Since then we've acquired 11 Isa Brown chooks that have started laying.  The Chookmobile is working well.  I move it every two weeks and the grazing and scratching the hens do close to their housing gets moved around a 1.5 acre area.  After a week or so, you can't see where they have been.

After a few weeks the inside of the Chookmobile looks like the first photo.  That is when I attach it to my Polaris Ranger and tow it up to the Compost Yard.

Then, after 15 minutes work from Kristina and me, it looks like the second photo.  Under the mess is a layer of cardboard and newspaper over the old wooden floor - and that makes it quite easy to clean out. 
The chickenshit, straw and cardboard / newspaper goes straight into the compost heap.  Then we sweep it out and clean up any stray cobwebs etc.

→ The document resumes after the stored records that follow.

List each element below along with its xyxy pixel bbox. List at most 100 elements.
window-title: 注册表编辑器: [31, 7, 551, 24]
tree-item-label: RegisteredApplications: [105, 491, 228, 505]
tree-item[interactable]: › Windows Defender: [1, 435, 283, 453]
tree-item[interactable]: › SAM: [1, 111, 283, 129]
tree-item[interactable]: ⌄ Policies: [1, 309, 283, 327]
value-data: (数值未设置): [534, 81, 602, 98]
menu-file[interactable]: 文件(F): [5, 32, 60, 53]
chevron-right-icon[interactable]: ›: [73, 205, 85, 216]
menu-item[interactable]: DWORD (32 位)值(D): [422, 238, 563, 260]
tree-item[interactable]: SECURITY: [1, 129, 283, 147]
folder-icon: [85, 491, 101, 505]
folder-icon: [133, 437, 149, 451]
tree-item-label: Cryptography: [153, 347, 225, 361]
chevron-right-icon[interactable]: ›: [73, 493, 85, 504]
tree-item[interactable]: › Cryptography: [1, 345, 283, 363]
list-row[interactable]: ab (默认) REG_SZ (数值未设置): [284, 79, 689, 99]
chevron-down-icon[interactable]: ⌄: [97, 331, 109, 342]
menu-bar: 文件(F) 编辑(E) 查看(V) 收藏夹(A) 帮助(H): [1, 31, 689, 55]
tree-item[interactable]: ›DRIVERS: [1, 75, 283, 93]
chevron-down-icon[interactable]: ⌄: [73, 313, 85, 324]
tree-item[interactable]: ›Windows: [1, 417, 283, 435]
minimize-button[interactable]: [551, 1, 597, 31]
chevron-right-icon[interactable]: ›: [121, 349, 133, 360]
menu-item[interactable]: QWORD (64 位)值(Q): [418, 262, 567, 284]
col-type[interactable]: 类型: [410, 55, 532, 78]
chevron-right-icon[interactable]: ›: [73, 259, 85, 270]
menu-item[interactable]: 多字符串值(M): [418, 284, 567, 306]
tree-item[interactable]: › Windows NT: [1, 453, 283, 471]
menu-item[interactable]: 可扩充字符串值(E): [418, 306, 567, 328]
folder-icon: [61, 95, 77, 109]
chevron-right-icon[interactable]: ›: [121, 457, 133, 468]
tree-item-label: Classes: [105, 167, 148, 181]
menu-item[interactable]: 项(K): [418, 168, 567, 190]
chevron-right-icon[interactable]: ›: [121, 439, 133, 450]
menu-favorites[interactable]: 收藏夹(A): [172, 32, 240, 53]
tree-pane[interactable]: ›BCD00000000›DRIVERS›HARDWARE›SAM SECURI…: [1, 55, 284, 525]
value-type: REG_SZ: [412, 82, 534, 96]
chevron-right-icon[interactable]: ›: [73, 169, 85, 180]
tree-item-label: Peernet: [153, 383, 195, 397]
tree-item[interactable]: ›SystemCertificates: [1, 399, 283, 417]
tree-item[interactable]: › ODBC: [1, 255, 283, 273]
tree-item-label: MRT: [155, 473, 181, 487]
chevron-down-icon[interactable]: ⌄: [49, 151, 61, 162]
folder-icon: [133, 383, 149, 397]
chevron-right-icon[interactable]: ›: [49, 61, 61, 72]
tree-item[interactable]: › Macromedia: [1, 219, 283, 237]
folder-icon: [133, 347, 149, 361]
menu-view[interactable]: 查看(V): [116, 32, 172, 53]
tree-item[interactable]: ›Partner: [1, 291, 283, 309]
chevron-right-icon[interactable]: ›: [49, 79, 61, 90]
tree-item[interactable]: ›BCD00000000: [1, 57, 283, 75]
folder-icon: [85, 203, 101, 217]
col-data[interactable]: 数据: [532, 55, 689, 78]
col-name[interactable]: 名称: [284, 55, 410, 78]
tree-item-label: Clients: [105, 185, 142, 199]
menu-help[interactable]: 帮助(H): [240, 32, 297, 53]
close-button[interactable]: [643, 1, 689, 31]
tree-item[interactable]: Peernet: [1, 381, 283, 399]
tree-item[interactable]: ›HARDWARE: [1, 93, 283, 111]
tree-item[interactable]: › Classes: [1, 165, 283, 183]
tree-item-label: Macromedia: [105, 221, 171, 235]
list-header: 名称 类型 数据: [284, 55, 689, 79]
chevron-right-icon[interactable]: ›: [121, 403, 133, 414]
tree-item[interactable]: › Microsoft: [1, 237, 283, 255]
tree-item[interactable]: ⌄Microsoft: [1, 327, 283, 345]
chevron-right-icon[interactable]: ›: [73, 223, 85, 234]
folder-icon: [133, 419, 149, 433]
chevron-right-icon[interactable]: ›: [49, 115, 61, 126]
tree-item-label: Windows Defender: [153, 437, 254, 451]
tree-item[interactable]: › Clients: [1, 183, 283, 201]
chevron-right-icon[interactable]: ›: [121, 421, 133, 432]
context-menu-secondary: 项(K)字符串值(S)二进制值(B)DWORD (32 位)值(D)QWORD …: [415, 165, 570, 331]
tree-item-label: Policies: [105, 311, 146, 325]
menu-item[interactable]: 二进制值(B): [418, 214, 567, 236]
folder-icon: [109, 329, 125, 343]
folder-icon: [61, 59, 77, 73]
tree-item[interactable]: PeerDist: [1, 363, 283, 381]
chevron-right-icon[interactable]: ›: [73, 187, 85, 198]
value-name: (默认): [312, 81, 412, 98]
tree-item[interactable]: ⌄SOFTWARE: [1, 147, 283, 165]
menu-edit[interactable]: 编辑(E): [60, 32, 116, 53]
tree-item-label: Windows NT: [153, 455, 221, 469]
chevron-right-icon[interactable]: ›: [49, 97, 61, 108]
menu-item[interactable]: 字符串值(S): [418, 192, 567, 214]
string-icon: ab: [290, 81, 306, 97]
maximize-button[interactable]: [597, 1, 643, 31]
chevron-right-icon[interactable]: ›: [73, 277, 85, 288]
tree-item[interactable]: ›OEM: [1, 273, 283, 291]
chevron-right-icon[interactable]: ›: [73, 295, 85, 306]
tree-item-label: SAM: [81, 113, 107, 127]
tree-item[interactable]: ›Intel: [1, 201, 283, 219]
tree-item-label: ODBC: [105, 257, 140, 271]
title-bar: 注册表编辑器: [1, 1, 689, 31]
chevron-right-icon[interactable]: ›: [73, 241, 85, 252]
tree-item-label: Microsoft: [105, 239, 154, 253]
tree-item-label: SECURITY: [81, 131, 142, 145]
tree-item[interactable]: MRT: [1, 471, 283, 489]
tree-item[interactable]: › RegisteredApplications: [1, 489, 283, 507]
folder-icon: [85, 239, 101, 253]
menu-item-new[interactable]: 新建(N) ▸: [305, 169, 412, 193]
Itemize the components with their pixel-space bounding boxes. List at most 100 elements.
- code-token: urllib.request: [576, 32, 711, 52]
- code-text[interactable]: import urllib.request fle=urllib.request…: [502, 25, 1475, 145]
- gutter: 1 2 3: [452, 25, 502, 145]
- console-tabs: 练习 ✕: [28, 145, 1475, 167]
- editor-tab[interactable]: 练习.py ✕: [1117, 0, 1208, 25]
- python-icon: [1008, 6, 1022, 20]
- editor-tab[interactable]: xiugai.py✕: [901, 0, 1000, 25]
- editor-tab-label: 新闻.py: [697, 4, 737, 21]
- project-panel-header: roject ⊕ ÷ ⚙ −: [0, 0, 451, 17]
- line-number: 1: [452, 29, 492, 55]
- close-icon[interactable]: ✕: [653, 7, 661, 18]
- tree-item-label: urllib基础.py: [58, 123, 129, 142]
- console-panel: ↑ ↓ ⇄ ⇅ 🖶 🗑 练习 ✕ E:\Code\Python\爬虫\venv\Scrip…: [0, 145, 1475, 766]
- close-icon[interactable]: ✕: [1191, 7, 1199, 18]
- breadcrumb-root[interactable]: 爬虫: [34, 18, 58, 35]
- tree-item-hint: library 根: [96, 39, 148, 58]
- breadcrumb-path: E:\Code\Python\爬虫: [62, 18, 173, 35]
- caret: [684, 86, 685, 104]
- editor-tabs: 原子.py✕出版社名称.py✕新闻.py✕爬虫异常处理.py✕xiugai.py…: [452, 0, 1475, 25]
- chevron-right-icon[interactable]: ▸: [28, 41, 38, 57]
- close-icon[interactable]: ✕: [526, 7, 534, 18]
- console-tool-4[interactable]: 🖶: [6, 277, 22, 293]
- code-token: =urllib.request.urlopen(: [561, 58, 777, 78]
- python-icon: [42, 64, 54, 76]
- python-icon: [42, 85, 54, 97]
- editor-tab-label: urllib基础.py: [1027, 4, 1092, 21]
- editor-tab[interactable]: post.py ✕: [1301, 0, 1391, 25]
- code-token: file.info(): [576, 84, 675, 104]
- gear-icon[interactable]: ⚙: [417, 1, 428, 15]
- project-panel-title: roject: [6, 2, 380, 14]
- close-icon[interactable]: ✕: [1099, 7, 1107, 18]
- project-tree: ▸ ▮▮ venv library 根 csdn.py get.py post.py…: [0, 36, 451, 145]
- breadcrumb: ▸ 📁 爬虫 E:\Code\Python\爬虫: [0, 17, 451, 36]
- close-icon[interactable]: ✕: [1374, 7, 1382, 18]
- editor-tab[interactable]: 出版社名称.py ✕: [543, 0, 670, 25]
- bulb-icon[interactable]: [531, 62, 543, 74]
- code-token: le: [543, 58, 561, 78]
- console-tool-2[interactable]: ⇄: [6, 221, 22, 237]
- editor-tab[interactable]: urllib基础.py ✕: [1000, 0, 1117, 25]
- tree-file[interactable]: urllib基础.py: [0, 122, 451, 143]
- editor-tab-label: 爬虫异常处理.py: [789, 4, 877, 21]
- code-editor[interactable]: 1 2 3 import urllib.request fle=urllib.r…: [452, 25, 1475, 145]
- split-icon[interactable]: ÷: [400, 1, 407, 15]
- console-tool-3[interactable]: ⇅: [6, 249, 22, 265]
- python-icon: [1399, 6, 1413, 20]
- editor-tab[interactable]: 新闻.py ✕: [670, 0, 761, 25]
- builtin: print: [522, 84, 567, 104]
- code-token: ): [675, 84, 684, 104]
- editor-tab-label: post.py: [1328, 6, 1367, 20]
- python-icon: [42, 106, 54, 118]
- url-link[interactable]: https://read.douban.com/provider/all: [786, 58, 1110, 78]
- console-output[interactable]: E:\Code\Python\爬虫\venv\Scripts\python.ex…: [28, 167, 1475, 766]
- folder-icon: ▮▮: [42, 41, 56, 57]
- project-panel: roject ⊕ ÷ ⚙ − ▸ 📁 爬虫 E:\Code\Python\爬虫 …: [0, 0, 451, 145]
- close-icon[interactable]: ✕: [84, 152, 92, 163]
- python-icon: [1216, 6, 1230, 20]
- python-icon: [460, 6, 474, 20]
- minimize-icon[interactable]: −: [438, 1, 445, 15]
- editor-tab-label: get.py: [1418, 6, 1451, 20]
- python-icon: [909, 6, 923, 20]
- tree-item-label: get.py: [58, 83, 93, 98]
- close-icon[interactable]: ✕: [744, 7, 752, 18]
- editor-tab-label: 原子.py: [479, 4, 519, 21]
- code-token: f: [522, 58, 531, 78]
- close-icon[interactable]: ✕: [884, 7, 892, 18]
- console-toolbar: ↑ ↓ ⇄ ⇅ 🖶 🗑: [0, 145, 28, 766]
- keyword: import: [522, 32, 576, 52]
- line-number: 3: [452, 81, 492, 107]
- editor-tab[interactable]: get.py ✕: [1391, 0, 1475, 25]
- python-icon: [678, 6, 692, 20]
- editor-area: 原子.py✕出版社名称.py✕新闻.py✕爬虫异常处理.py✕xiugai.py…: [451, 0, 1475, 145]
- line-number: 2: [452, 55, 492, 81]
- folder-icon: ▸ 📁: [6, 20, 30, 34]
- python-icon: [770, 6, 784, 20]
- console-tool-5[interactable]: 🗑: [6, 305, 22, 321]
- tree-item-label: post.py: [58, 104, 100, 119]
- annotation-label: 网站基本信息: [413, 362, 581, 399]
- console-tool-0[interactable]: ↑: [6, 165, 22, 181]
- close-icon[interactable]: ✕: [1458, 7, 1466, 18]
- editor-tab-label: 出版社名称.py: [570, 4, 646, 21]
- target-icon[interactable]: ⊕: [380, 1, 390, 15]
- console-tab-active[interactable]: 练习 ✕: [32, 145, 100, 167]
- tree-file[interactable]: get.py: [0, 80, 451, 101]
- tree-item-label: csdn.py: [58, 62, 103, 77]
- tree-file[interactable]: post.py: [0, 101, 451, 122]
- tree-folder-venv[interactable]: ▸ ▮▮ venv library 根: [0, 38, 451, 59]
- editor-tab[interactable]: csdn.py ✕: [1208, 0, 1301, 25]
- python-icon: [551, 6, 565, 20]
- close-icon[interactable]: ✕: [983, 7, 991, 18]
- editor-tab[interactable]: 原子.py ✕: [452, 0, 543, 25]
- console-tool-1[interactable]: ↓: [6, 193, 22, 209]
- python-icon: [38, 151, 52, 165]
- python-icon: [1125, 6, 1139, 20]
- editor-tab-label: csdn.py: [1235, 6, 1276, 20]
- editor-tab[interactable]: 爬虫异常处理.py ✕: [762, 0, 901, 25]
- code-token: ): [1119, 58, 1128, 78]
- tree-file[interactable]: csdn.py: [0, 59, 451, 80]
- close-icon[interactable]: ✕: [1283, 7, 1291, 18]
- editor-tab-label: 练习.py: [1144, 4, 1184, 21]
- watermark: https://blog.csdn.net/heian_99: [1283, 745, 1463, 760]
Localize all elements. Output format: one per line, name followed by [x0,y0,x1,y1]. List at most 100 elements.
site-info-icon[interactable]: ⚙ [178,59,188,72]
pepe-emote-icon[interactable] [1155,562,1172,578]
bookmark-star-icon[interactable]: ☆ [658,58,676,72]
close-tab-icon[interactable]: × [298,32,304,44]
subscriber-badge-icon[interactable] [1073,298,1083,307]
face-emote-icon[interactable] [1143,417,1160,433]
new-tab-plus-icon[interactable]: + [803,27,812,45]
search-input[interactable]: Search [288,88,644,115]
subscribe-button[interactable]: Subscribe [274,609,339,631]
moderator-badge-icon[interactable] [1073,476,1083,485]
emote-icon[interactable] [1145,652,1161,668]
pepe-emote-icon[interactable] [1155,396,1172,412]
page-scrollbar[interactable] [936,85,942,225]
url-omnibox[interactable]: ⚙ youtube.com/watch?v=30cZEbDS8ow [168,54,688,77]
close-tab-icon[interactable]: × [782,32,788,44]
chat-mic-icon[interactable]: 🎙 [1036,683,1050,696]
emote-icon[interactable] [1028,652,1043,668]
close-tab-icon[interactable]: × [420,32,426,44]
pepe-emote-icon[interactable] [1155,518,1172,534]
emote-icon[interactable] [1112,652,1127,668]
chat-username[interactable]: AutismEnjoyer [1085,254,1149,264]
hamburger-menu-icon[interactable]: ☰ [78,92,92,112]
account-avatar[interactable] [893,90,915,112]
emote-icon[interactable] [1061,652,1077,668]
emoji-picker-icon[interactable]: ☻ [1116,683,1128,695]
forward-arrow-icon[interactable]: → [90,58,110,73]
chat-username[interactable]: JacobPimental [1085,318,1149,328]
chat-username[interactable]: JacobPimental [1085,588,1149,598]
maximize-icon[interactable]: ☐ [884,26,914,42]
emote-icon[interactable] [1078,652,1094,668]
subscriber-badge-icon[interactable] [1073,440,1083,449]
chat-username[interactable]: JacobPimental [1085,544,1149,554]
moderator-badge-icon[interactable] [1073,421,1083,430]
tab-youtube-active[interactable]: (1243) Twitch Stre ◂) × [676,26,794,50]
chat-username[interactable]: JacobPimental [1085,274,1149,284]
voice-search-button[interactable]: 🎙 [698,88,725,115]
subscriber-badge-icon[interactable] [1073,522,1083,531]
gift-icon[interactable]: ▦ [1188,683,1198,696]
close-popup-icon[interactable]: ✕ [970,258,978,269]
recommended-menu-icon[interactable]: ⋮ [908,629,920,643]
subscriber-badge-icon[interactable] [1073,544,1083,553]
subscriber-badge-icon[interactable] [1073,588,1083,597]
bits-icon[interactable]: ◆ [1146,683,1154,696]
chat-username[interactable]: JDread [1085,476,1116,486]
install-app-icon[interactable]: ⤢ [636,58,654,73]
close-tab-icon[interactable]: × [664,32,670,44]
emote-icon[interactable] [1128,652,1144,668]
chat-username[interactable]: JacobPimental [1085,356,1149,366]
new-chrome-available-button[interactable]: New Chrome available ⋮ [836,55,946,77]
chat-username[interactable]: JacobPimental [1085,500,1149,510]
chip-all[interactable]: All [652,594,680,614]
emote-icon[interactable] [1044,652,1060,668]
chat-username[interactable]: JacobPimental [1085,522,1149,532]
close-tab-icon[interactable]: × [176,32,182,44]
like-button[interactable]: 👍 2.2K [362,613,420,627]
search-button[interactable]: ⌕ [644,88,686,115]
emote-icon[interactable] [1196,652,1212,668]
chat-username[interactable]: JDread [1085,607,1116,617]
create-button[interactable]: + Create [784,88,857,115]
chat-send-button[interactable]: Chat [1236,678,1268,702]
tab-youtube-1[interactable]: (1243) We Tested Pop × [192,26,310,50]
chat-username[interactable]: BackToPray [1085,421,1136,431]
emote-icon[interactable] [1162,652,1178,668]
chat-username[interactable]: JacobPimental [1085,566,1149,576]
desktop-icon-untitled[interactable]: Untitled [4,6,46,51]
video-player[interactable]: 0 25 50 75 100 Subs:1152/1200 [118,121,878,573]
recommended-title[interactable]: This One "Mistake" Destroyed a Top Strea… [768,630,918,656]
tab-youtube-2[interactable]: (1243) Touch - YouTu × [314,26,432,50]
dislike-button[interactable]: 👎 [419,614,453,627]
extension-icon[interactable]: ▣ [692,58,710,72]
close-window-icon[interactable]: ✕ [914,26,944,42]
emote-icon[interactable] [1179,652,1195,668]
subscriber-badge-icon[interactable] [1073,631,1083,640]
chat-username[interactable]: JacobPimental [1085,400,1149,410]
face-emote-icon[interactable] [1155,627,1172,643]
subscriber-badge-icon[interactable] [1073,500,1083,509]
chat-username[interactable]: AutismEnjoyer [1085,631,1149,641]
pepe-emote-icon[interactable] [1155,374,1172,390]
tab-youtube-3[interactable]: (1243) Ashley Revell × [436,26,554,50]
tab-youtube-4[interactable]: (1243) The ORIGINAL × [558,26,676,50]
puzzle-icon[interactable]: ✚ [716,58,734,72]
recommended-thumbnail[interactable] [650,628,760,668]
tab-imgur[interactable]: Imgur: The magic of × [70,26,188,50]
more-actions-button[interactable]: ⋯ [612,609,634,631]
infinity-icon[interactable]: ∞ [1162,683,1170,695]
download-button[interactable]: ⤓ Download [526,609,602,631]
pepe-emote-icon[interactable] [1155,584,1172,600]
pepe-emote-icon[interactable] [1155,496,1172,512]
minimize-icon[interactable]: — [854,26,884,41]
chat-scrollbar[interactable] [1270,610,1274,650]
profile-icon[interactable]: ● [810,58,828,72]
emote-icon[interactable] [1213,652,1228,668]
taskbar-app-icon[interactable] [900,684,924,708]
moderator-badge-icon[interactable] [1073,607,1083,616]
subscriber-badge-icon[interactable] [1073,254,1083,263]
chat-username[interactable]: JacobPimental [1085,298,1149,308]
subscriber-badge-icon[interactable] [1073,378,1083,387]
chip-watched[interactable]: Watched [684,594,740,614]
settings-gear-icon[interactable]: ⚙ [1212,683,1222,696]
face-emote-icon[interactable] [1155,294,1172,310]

At this stage we don't sprinkle around supher or any of the other disinfectants we could use.I guess I could also look at using the pressure washer, but so far it hasn't seemed necessary

Next we put down new layers of paper and use a staple gun to stop it sliding around.  Photo 3 shows me doing this - with creaking knees!

Photo 4 shows the finished floor - with the perches reinstalled.  They get a scrape down as well.

The last thing we do is add part of a bale of hay over the top to give them something nicer to scratch around in - rather than tear up the paper.
From dawn to dusk though the chooks are mainly outside in our trufferie.  So far we've remembered to lock them up every night ... well almost.  And the 2 nights we forgot Mr Fox either wasn't around or couldn't work out how to get into the trufferie.

The girls are giving us nearly one egg each a day at this stage.  Which they should be doing at their age.  The eggs are absolutely beautiful - especially freshly poached.

1 comment:

  1. I can attest to the quality of these eggs poached.

    Maybe you should poach a Moora farm egg and a supermarket egg and do a spot-the-difference!